Vue d’avion ou du sommet d’un inselberg, la forêt est uniforme. Les cimes forment un tapis monotone qui s’étend à perte de vue, mais dissimule une mosaïque. Plusieurs types de forêts cohabitent sur un même secteur, forêt de bas-fond, de colline, ripisylves… Au sein de chacune la répartition des essences d’arbres n’est ni homogène ni aléatoire. Elle est le résultat d’une dynamique profonde, animée par de nombreux facteurs : caractéristiques du sol, évolution du climat, événements météorologiques locaux, exigences de germination des graines – certaines demandent l’ombre des sous-bois, d’autres le soleil des chablis… Dans certains cas quelques espèces d’arbres poussent en grande densité : les palétuviers de la mangrove, les palmiers pinots des bas-fonds, les manils marécage des forêts inondées. Le plus souvent les individus d’une même espèce sont éloignés les uns des autres. Si la floraison est abondante et synchrone, des taches colorées apparaissent dans la canopée. Tous les individus d’une espèce sont visibles, dévoilant leur nombre et leur emplacement.
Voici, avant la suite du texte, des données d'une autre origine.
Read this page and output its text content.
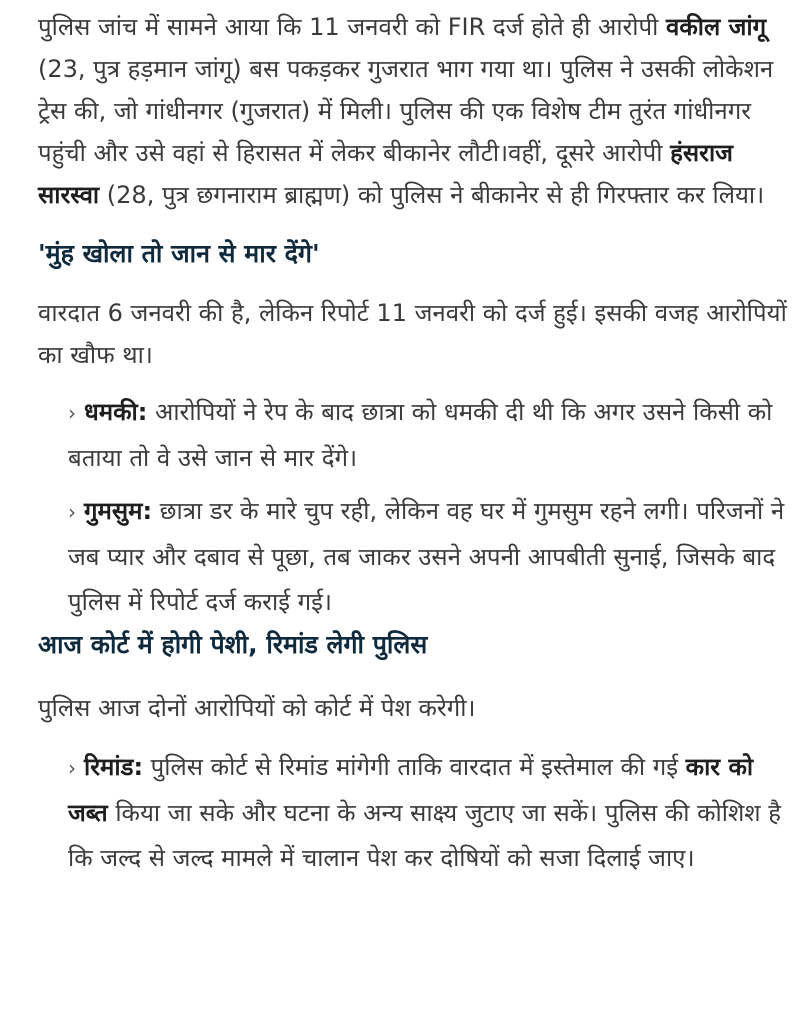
पुलिस जांच में सामने आया कि 11 जनवरी को FIR दर्ज होते ही आरोपी वकील जांगू (23, पुत्र हड़मान जांगू) बस पकड़कर गुजरात भाग गया था। पुलिस ने उसकी लोकेशन ट्रेस की, जो गांधीनगर (गुजरात) में मिली। पुलिस की एक विशेष टीम तुरंत गांधीनगर पहुंची और उसे वहां से हिरासत में लेकर बीकानेर लौटी।वहीं, दूसरे आरोपी हंसराज सारस्वा (28, पुत्र छगनाराम ब्राह्मण) को पुलिस ने बीकानेर से ही गिरफ्तार कर लिया।

'मुंह खोला तो जान से मार देंगे'

वारदात 6 जनवरी की है, लेकिन रिपोर्ट 11 जनवरी को दर्ज हुई। इसकी वजह आरोपियों का खौफ था।

› धमकी: आरोपियों ने रेप के बाद छात्रा को धमकी दी थी कि अगर उसने किसी को बताया तो वे उसे जान से मार देंगे।

› गुमसुम: छात्रा डर के मारे चुप रही, लेकिन वह घर में गुमसुम रहने लगी। परिजनों ने जब प्यार और दबाव से पूछा, तब जाकर उसने अपनी आपबीती सुनाई, जिसके बाद पुलिस में रिपोर्ट दर्ज कराई गई।

आज कोर्ट में होगी पेशी, रिमांड लेगी पुलिस

पुलिस आज दोनों आरोपियों को कोर्ट में पेश करेगी।

› रिमांड: पुलिस कोर्ट से रिमांड मांगेगी ताकि वारदात में इस्तेमाल की गई कार को जब्त किया जा सके और घटना के अन्य साक्ष्य जुटाए जा सकें। पुलिस की कोशिश है कि जल्द से जल्द मामले में चालान पेश कर दोषियों को सजा दिलाई जाए।
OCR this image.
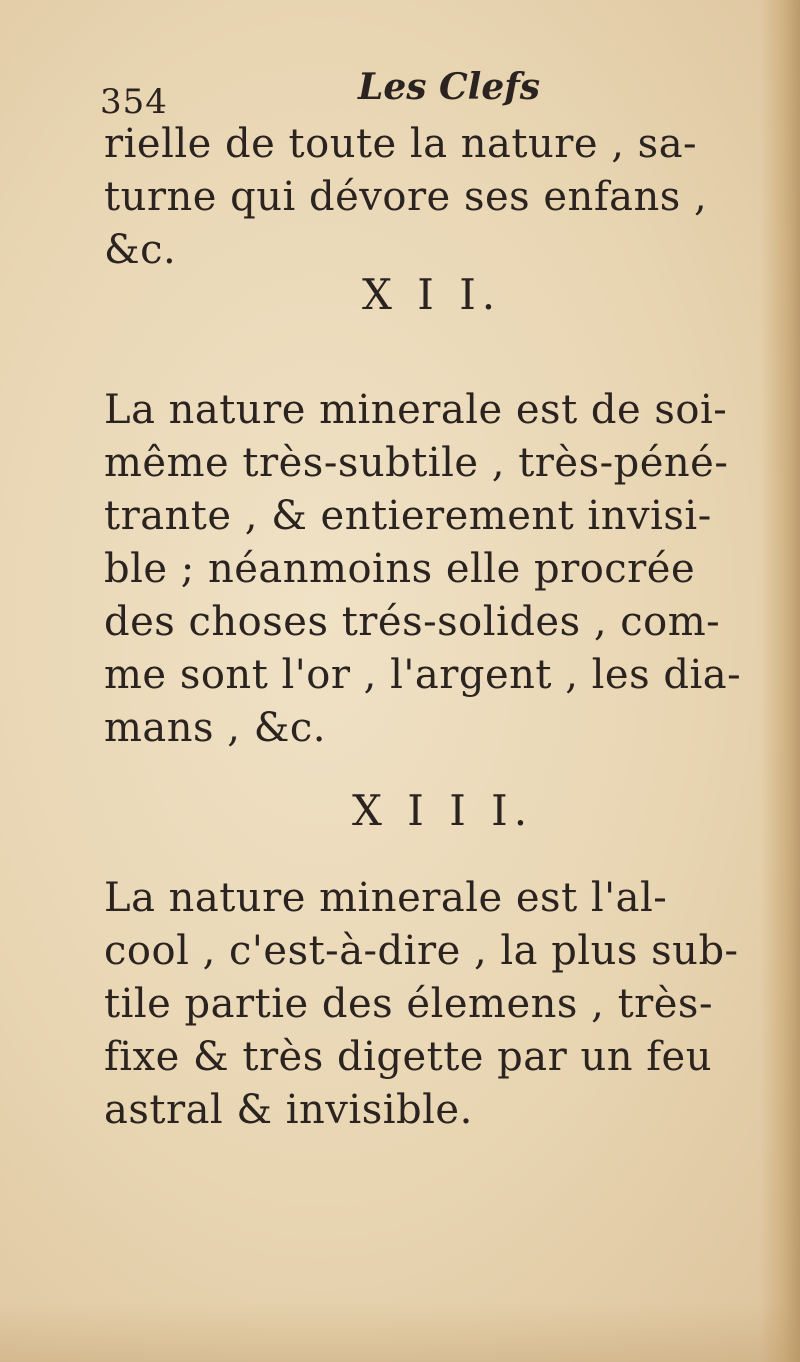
354	Les Clefs
rielle de toute la nature , sa-
turne qui dévore ses enfans ,
&c.
X I I.
La nature minerale est de soi-
même très-subtile , très-péné-
trante , & entierement invisi-
ble ; néanmoins elle procrée
des choses trés-solides , com-
me sont l'or , l'argent , les dia-
mans , &c.
X I I I.
La nature minerale est l'al-
cool , c'est-à-dire , la plus sub-
tile partie des élemens , très-
fixe & très digette par un feu
astral & invisible.
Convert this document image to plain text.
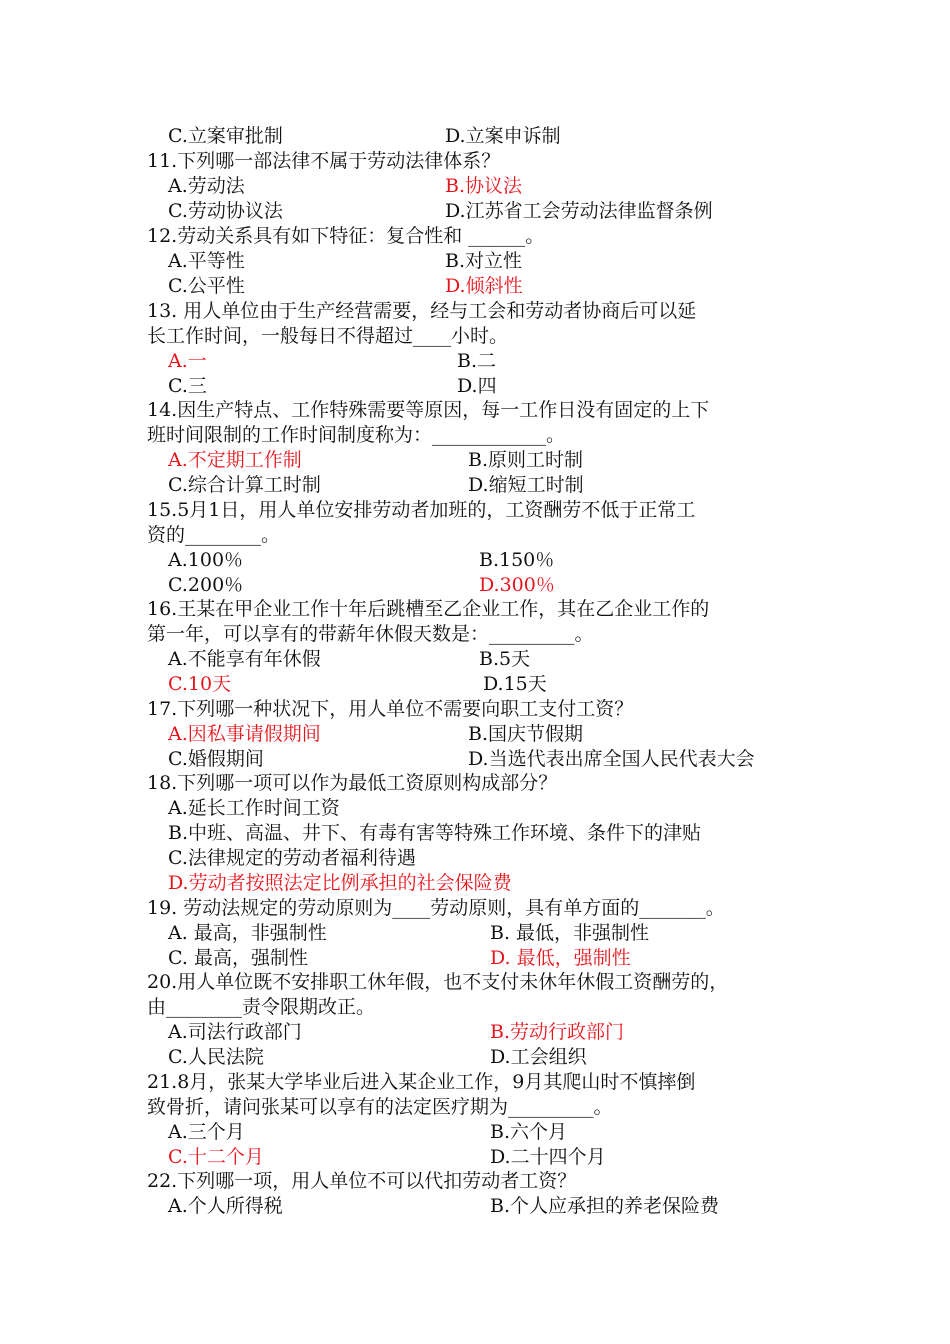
C.立案审批制	D.立案申诉制
11.下列哪一部法律不属于劳动法律体系？
A.劳动法	B.协议法
C.劳动协议法	D.江苏省工会劳动法律监督条例
12.劳动关系具有如下特征：复合性和 ______。
A.平等性	B.对立性
C.公平性	D.倾斜性
13. 用人单位由于生产经营需要，经与工会和劳动者协商后可以延
长工作时间，一般每日不得超过____小时。
A.一	B.二
C.三	D.四
14.因生产特点、工作特殊需要等原因，每一工作日没有固定的上下
班时间限制的工作时间制度称为：____________。
A.不定期工作制	B.原则工时制
C.综合计算工时制	D.缩短工时制
15.5月1日，用人单位安排劳动者加班的，工资酬劳不低于正常工
资的________。
A.100％	B.150％
C.200％	D.300％
16.王某在甲企业工作十年后跳槽至乙企业工作，其在乙企业工作的
第一年，可以享有的带薪年休假天数是：_________。
A.不能享有年休假	B.5天
C.10天	D.15天
17.下列哪一种状况下，用人单位不需要向职工支付工资？
A.因私事请假期间	B.国庆节假期
C.婚假期间	D.当选代表出席全国人民代表大会
18.下列哪一项可以作为最低工资原则构成部分？
A.延长工作时间工资
B.中班、高温、井下、有毒有害等特殊工作环境、条件下的津贴
C.法律规定的劳动者福利待遇
D.劳动者按照法定比例承担的社会保险费
19. 劳动法规定的劳动原则为____劳动原则，具有单方面的_______。
A. 最高，非强制性	B. 最低，非强制性
C. 最高，强制性	D. 最低，强制性
20.用人单位既不安排职工休年假，也不支付未休年休假工资酬劳的，
由________责令限期改正。
A.司法行政部门	B.劳动行政部门
C.人民法院	D.工会组织
21.8月，张某大学毕业后进入某企业工作，9月其爬山时不慎摔倒
致骨折，请问张某可以享有的法定医疗期为_________。
A.三个月	B.六个月
C.十二个月	D.二十四个月
22.下列哪一项，用人单位不可以代扣劳动者工资？
A.个人所得税	B.个人应承担的养老保险费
Deux critères, les modes de dispersion des graines et la dynamique des chablis, interviennent dans la répartition des arbres et dans la composition spécifique des forêts.

La dispersion des graines

Fixées par le système racinaire, les plantes ne se déplacent pas. Celles qui y parviennent ne parcourent que des distances modestes (ce sujet est détaillé dans le livre de Francis Hallé “ Éloge de la plante, pour une nouvelle biologie ”). Afin de pallier leur ancrage, la plupart des plantes se déplacent sous forme de graines, parfois très loin du pied d’origine. Autour des graines, elles produisent des fruits qui permettent le déplacement. Les fruits emportés par le vent sont en duvet ou à ailettes. Ceux qui voyagent avec l’eau sont de bons flotteurs imperméables. Ces deux vecteurs ont cependant leurs limites. Le vent entraîne les graines dans une seule direction et n’est vraiment efficace que pour les arbres dominants. L’air calme du sous-bois ne porte pas les fruits sur de grandes distances. De son côté, l’eau fait parcourir des distances parfois considérables aux graines (les noix de coco peuvent traverser des océans), mais ne coule pas partout. Elle recueille difficilement les fruits, les emporte dans le sens de son écoulement, et les dépose dans des milieux auxquels peu d’espèces sont adaptées : bords de rivière, forêts inondées ou littorales… Les plantes utilisent donc un troisième moyen de transport : les animaux. Très mobiles, ils sont présents partout. Ils offrent aux plantes l’avantage d’une dispersion générale et parfois lointaine : plusieurs centaines de mètres à plusieurs kilomètres. Ils assurent le transport de deux types de fruits : certains, rares en Guyane, s’accrochent aux poils ou aux plumes et tombent à l’occasion d’un mouvement brusque ou d’une toilette. Les autres, beaucoup plus communs, sont les fruits à pulpe. Les animaux les mangent, digèrent la pulpe, et rejettent les graines soit en les régurgitant, soit en les déféquant.